Allergan, Inc. v. Apotex Inc., No. 13-1245 (Fed. Cir. 2014)Annotate this Case
The patents at issue involve a 0.03% bimatoprost ophthalmic solution that can is effective as eye drops to treat glaucoma, by alleviating intraocular pressure, or to promote hair growth. The 029 patent was assigned to Duke University and issued in 2008. The 404 patent, assigned to Allergan. Apotex submitted Abbreviated New Drug Applications (ANDAs) to the FDA seeking to market a generic version of Allergan’s Latisse® product, which treats hair loss. Allergan and Duke filed suit. In a consolidated Hatch-Waxman action, the district court held that the asserted claims of the 029 and 404 patents are not invalid for anticipation, obviousness, insufficient written description, or lack of enablement, and that Apotex infringed the patents.
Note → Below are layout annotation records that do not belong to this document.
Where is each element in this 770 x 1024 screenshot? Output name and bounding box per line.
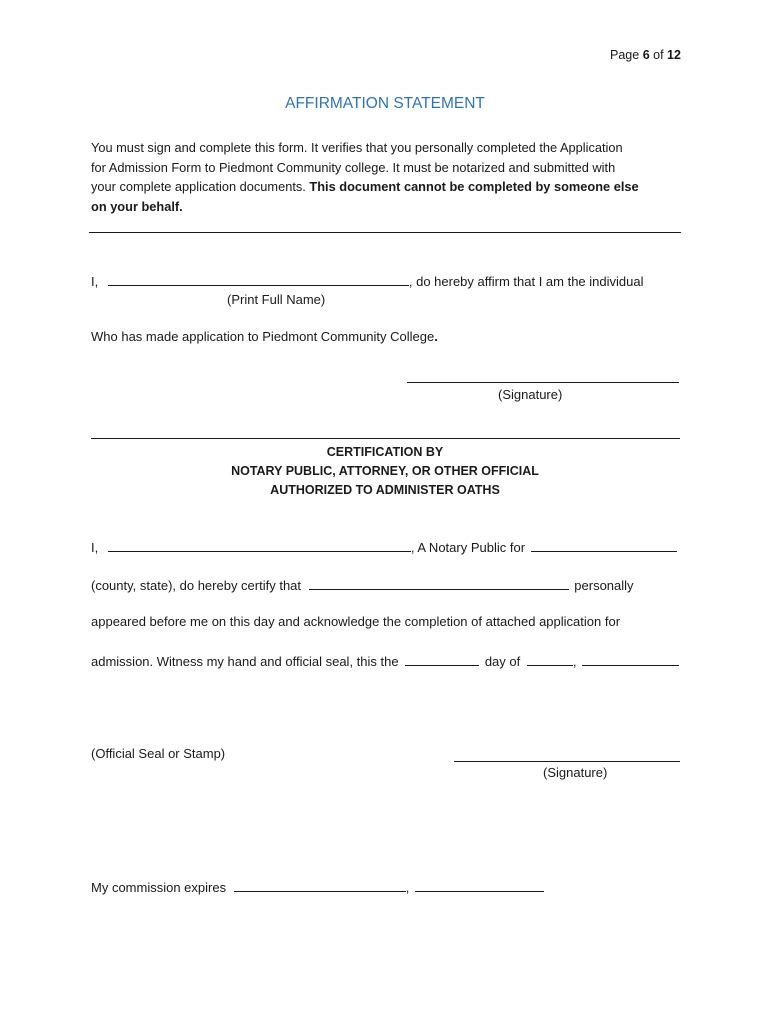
seal-caption: (Official Seal or Stamp) <box>91 746 226 761</box>
year-field[interactable] <box>582 652 679 666</box>
date-comma: , <box>572 654 577 669</box>
page-total: 12 <box>667 48 681 62</box>
notary-signature-field[interactable] <box>454 761 680 762</box>
page-prefix: Page <box>610 48 640 62</box>
applicant-signature-caption: (Signature) <box>498 387 563 402</box>
notary-row-1 <box>91 538 677 555</box>
notary-signature-caption: (Signature) <box>543 765 608 780</box>
page-number <box>610 48 681 62</box>
intro-line-3 <box>91 177 639 197</box>
notary-row-3: appeared before me on this day and acknowledge the completion of attached application for <box>91 614 621 629</box>
applicant-name-field[interactable] <box>309 576 569 590</box>
intro-line-4-bold: on your behalf. <box>91 198 183 214</box>
full-name-field[interactable] <box>108 272 409 286</box>
section-divider-top <box>89 232 681 233</box>
intro-line-4 <box>91 197 639 217</box>
notary-i-label: I, <box>91 540 99 555</box>
commission-year-field[interactable] <box>415 878 544 892</box>
intro-line-2: for Admission Form to Piedmont Community college. It must be notarized and submitted with <box>91 159 616 175</box>
section-divider-middle <box>91 438 680 439</box>
commission-expiry-field[interactable] <box>234 878 406 892</box>
commission-comma: , <box>405 880 410 895</box>
notary-for-text: , A Notary Public for <box>410 540 526 555</box>
notary-county-field[interactable] <box>531 538 677 552</box>
month-field[interactable] <box>527 652 573 666</box>
applicant-signature-field[interactable] <box>407 382 679 383</box>
applicant-statement <box>91 329 438 344</box>
notary-name-field[interactable] <box>108 538 411 552</box>
county-state-text: (county, state), do hereby certify that <box>91 578 302 593</box>
day-of-text: day of <box>484 654 521 669</box>
affirm-row <box>91 272 643 289</box>
commission-text: My commission expires <box>91 880 227 895</box>
page-current: 6 <box>642 48 650 62</box>
certification-heading <box>0 443 770 500</box>
intro-paragraph <box>91 138 639 216</box>
intro-line-3-bold: This document cannot be completed by someone else <box>309 179 639 194</box>
certification-line-2: NOTARY PUBLIC, ATTORNEY, OR OTHER OFFICIAL <box>231 464 539 478</box>
commission-row <box>91 878 544 895</box>
applicant-text: Who has made application to Piedmont Community College <box>91 329 435 344</box>
intro-line-3-normal: your complete application documents. <box>91 179 306 194</box>
notary-row-2 <box>91 576 634 593</box>
notary-row-4 <box>91 652 679 669</box>
certification-line-3: AUTHORIZED TO ADMINISTER OATHS <box>270 483 500 497</box>
print-name-caption: (Print Full Name) <box>227 292 326 307</box>
affirm-text: , do hereby affirm that I am the individual <box>408 274 644 289</box>
personally-text: personally <box>574 578 634 593</box>
day-field[interactable] <box>405 652 479 666</box>
applicant-period: . <box>434 329 438 344</box>
intro-line-1: You must sign and complete this form. It verifies that you personally completed the Application <box>91 140 623 155</box>
admission-text: admission. Witness my hand and official seal, this the <box>91 654 399 669</box>
certification-line-1: CERTIFICATION BY <box>326 445 444 459</box>
affirm-i-label: I, <box>91 274 99 289</box>
page-of: of <box>653 48 664 62</box>
page-title: AFFIRMATION STATEMENT <box>285 95 485 112</box>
The Federal Circuit affirmed the district court’s claim construction that a method of “treating hair loss” may include a method of promoting hair growth without also arresting or reversing hair loss; that that in this case a previous disclosure was too sparse and ambiguous for a person of ordinary skill to comprehend as anticipating the 029 patent; and that the 819 patent does not inherently anticipate the claims of the 029 patent, but reversed findings that asserted claims of the 029 and 404 patents are non-obvious and that the 404 patent was conceived prior to the date of publication of the2001 Brandt references.
The court issued a subsequent related opinion or order on June 12, 2014.